The ANC lost its majority for the first time in the provincial party's history, losing 9 seats in the legislature. The DA won 2 more seats and the PA won 2 seats, while the VF+ lost one seat. Finally, the new MK, ActionSA, Rise Mzansi and BOSA parties all won seats, and the EFF, IFP and ACDP all retained the same share of seats as the previous election. As a result, no party won overall control of the legislature, forcing consideration of a coalition government.

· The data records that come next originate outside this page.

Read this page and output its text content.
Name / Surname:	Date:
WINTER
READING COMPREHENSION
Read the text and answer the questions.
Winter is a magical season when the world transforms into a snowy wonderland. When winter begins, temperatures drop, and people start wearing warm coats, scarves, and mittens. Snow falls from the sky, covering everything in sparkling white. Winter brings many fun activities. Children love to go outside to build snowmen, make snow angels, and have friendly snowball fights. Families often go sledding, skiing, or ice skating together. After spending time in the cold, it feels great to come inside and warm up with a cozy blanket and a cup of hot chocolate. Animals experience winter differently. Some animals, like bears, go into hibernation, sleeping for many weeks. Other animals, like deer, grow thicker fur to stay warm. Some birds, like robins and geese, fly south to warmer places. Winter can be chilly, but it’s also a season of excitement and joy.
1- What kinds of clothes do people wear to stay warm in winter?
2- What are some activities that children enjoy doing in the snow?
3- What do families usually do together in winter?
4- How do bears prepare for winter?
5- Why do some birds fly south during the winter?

On 15 June, the new legislature was sworn in and held elections of the Premier, Deputy Premier, heads of committees and provincial delegates to the National Council of Provinces. Lesufi was re-elected premier, and began coalition negotiations with other parties for forming the Executive Council. President Cyril Ramaphosa was reported to have ordered Lesufi to include the DA in cabinet negotiations, but Lesufi publicly rejected the claim. On 3 July 2024, the DA walked away from talks with Lesufi and will sit in opposition.